I would like to think that my grandparents’ visit(s) to the hamam afforded them a relaxing respite from what was an emotionally and physically exhausting trip for them. I assume from my mother’s recollections that my grandparents had visited one (or more) of Lesbos’ thermal baths, the most famous of which are located at Polychnitos, at Eftalou, and at Thermi (which means “thermal bath”). Each of the natural hot springs is housed in an old Ottoman-era hamam. They are still operational and are a popular destination among those seeking relief from a variety of ailments. When I mentioned to my mother that I thought her parents must have been referring to the island’s hot springs, she recalled right away that they had spoken of the curative properties of the waters. My grandparents were already advanced in years in 1958, and the soothing mineral springs would have been wonderfully therapeutic for them both.

Whether or not visiting the thermal baths was a new experience for my grandparents, it clearly was a memorable one for them. It’s easy to lose oneself in the hamam. For them, it may have helped take their mind off the many ways in which their much anticipated trip to Greece had failed to meet what were probably their own very unrealistic expectations. And it may have made them forget, if only for a short while, about their stubborn daughter back home whom they still needed to marry off.

Click here to listen to the Θερμιότικο συρτό (Thermiotiko syrto or “Dance from Thermi”) recorded by the great Rembetiko violinist Ogdontakis (Yiannis Dragatsis) in the 1930s. This was a melody that my grandparents knew well, and they probably had this recording on 78 rpm.

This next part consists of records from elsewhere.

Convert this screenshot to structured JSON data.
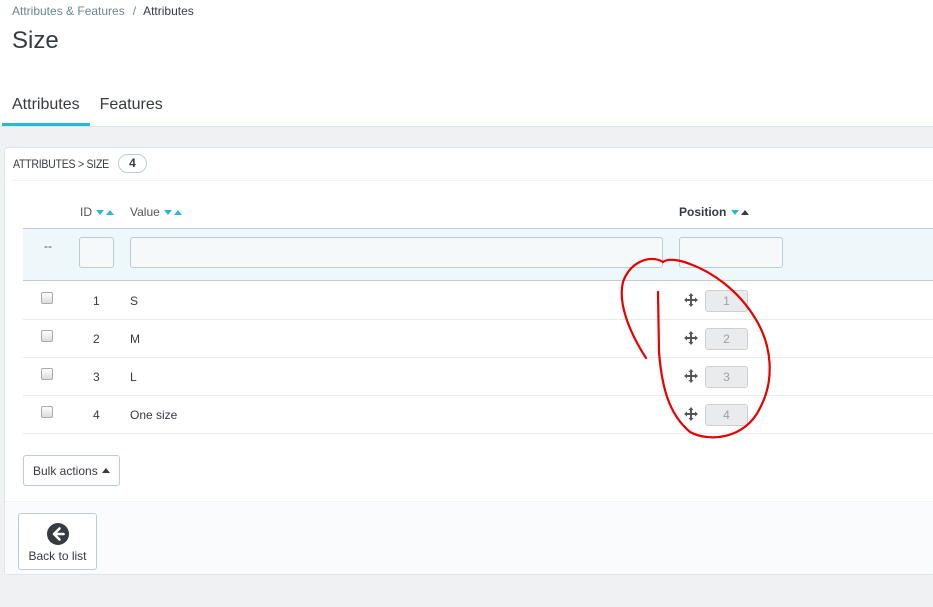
{
  "breadcrumb": {
    "parent": "Attributes & Features",
    "separator": "/",
    "current": "Attributes"
  },
  "page_title": "Size",
  "tabs": [
    {
      "label": "Attributes",
      "active": true
    },
    {
      "label": "Features",
      "active": false
    }
  ],
  "panel": {
    "heading": "ATTRIBUTES > SIZE",
    "count": "4"
  },
  "columns": {
    "id": "ID",
    "value": "Value",
    "position": "Position"
  },
  "filter": {
    "dash": "--",
    "id_value": "",
    "value_value": "",
    "position_value": ""
  },
  "rows": [
    {
      "id": "1",
      "value": "S",
      "position": "1"
    },
    {
      "id": "2",
      "value": "M",
      "position": "2"
    },
    {
      "id": "3",
      "value": "L",
      "position": "3"
    },
    {
      "id": "4",
      "value": "One size",
      "position": "4"
    }
  ],
  "bulk_actions_label": "Bulk actions",
  "back_to_list_label": "Back to list",
  "colors": {
    "accent": "#25b9d7",
    "annotation": "#e60000",
    "text": "#363a41"
  },
  "icons": {
    "move": "move-arrows-icon",
    "back": "arrow-left-circle-icon"
  }
}
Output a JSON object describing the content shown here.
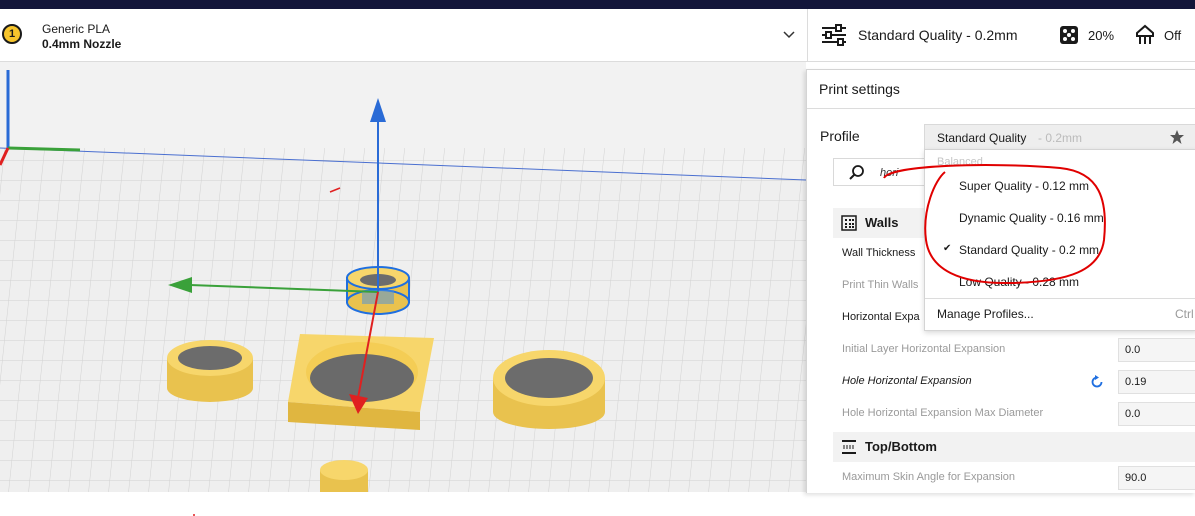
{
  "header": {
    "extruder_number": "1",
    "material": "Generic PLA",
    "nozzle": "0.4mm Nozzle",
    "quality": "Standard Quality - 0.2mm",
    "infill": "20%",
    "support": "Off"
  },
  "panel": {
    "title": "Print settings",
    "profile_label": "Profile",
    "profile_name": "Standard Quality",
    "profile_layer": " - 0.2mm",
    "search_text": "hori",
    "categories": [
      {
        "label": "Walls",
        "icon": "walls-icon"
      },
      {
        "label": "Top/Bottom",
        "icon": "top-bottom-icon"
      }
    ],
    "settings": [
      {
        "label": "Wall Thickness",
        "value": ""
      },
      {
        "label": "Print Thin Walls",
        "value": ""
      },
      {
        "label": "Horizontal Expa",
        "value": ""
      },
      {
        "label": "Initial Layer Horizontal Expansion",
        "value": "0.0"
      },
      {
        "label": "Hole Horizontal Expansion",
        "value": "0.19"
      },
      {
        "label": "Hole Horizontal Expansion Max Diameter",
        "value": "0.0"
      },
      {
        "label": "Maximum Skin Angle for Expansion",
        "value": "90.0"
      }
    ]
  },
  "dropdown": {
    "section": "Balanced",
    "items": [
      {
        "label": "Super Quality - 0.12 mm",
        "check": ""
      },
      {
        "label": "Dynamic Quality - 0.16 mm",
        "check": ""
      },
      {
        "label": "Standard Quality - 0.2 mm",
        "check": "✔"
      },
      {
        "label": "Low Quality - 0.28 mm",
        "check": ""
      }
    ],
    "manage": "Manage Profiles...",
    "shortcut": "Ctrl"
  },
  "colors": {
    "header_stripe": "#13163a",
    "model_yellow": "#f7d66b",
    "annotation_red": "#e00000",
    "selection_blue": "#1f6fe0"
  }
}
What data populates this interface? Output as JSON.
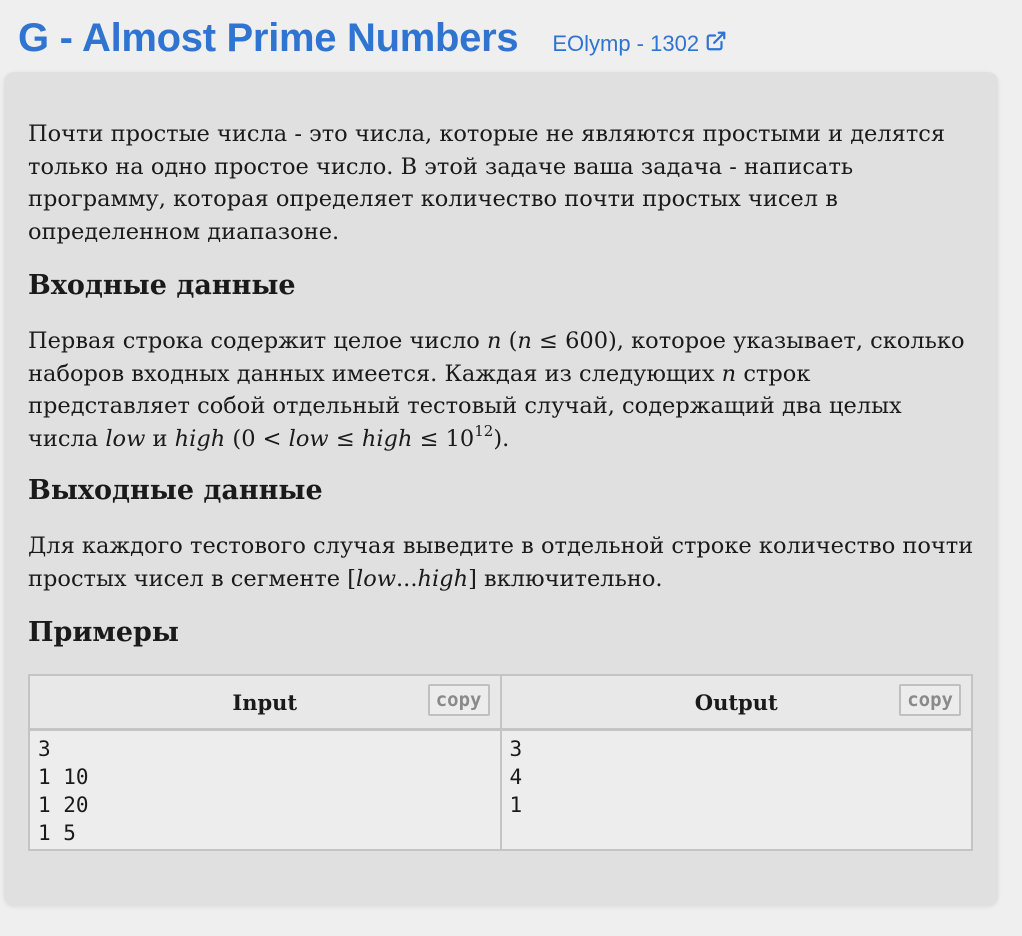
{
  "header": {
    "title": "G - Almost Prime Numbers",
    "source_link": "EOlymp - 1302",
    "external_link_icon": "external-link-icon"
  },
  "problem": {
    "statement": "Почти простые числа - это числа, которые не являются простыми и делятся только на одно простое число. В этой задаче ваша задача - написать программу, которая определяет количество почти простых чисел в определенном диапазоне.",
    "input_heading": "Входные данные",
    "input_text": {
      "part1": "Первая строка содержит целое число ",
      "var_n": "n",
      "cond_open": " (",
      "cond_var": "n",
      "cond_rest": " ≤ 600)",
      "part2": ", которое указывает, сколько наборов входных данных имеется. Каждая из следующих ",
      "var_n2": "n",
      "part3": " строк представляет собой отдельный тестовый случай, содержащий два целых числа ",
      "var_low": "low",
      "and": " и ",
      "var_high": "high",
      "range_open": " (0 < ",
      "range_low": "low",
      "range_le": " ≤ ",
      "range_high": "high",
      "range_le2": " ≤ 10",
      "range_exp": "12",
      "range_close": ")."
    },
    "output_heading": "Выходные данные",
    "output_text": {
      "part1": "Для каждого тестового случая выведите в отдельной строке количество почти простых чисел в сегменте ",
      "seg_open": "[",
      "seg_low": "low",
      "seg_dots": "...",
      "seg_high": "high",
      "seg_close": "]",
      "part2": " включительно."
    },
    "examples_heading": "Примеры"
  },
  "samples": {
    "input_header": "Input",
    "output_header": "Output",
    "copy_label": "copy",
    "input_value": "3\n1 10\n1 20\n1 5",
    "output_value": "3\n4\n1"
  }
}
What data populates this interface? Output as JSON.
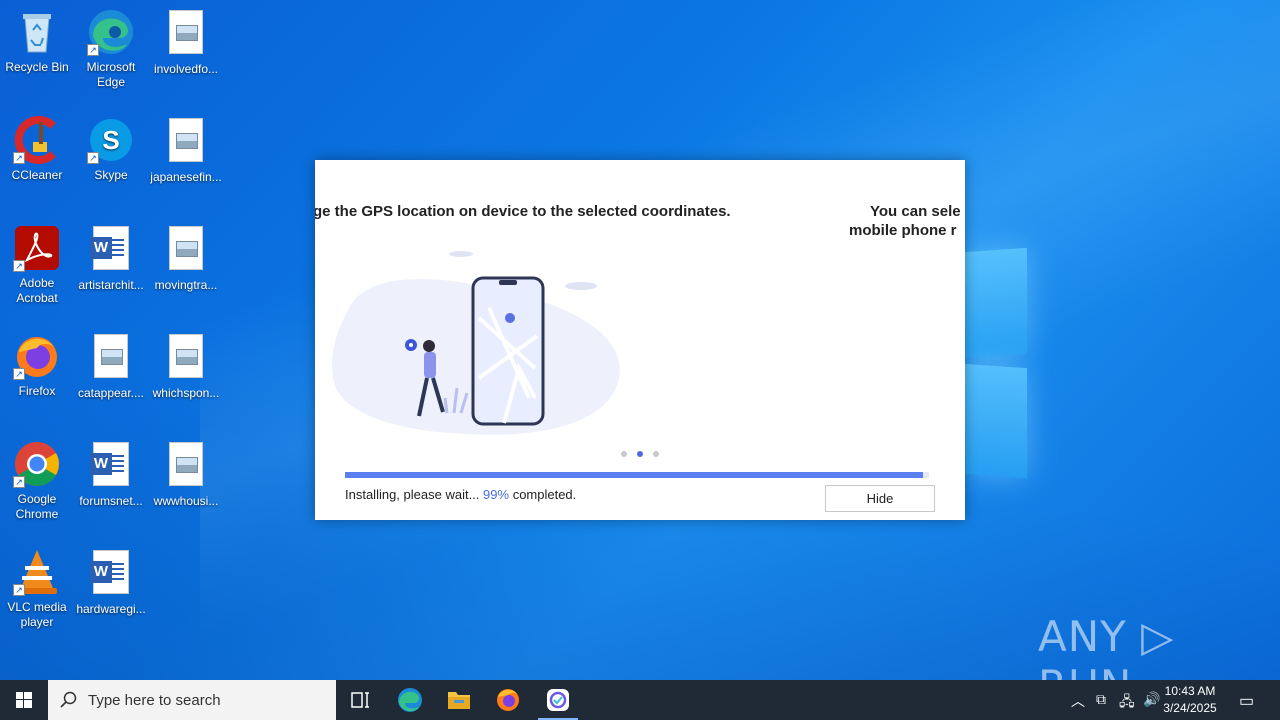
{
  "desktop_icons": [
    {
      "name": "recycle-bin",
      "label": "Recycle Bin"
    },
    {
      "name": "edge",
      "label": "Microsoft Edge"
    },
    {
      "name": "file1",
      "label": "involvedfo..."
    },
    {
      "name": "ccleaner",
      "label": "CCleaner"
    },
    {
      "name": "skype",
      "label": "Skype"
    },
    {
      "name": "file2",
      "label": "japanesefin..."
    },
    {
      "name": "acrobat",
      "label": "Adobe Acrobat"
    },
    {
      "name": "doc1",
      "label": "artistarchit..."
    },
    {
      "name": "file3",
      "label": "movingtra..."
    },
    {
      "name": "firefox",
      "label": "Firefox"
    },
    {
      "name": "file4",
      "label": "catappear...."
    },
    {
      "name": "file5",
      "label": "whichspon..."
    },
    {
      "name": "chrome",
      "label": "Google Chrome"
    },
    {
      "name": "doc2",
      "label": "forumsnet..."
    },
    {
      "name": "file6",
      "label": "wwwhousi..."
    },
    {
      "name": "vlc",
      "label": "VLC media player"
    },
    {
      "name": "doc3",
      "label": "hardwaregi..."
    }
  ],
  "dialog": {
    "slide_text_left": "ge the GPS location on device to the selected coordinates.",
    "slide_text_right_1": "You can sele",
    "slide_text_right_2": "mobile phone r",
    "status_prefix": "Installing, please wait...",
    "progress_percent": "99%",
    "status_suffix": "completed.",
    "progress_fraction": 0.99,
    "hide_label": "Hide"
  },
  "watermark": "ANY ▷ RUN",
  "taskbar": {
    "search_placeholder": "Type here to search",
    "time": "10:43 AM",
    "date": "3/24/2025"
  },
  "colors": {
    "accent": "#4a6ee0",
    "progress": "#5a7ff0",
    "taskbar": "#1f2a36"
  }
}
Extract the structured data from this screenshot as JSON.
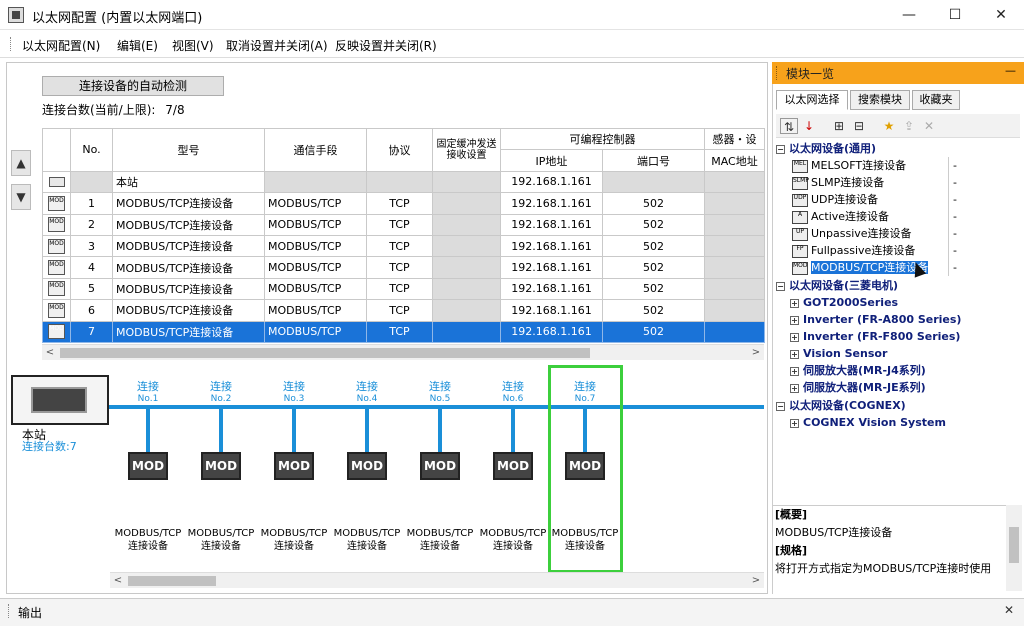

The photograph is of my grandparents and six of their eight children (my mother, her four sisters, and their brother; their other two brothers are not shown) along with two of their grandsons. It was taken on the day my grandparents departed for Greece and it later appeared in Boston’s Greek-American newspaper under the caption, “Departing for Native Mytilene.” Mytilene is the more colloquial name for Lesbos. My mother is in the back row, second one from the left.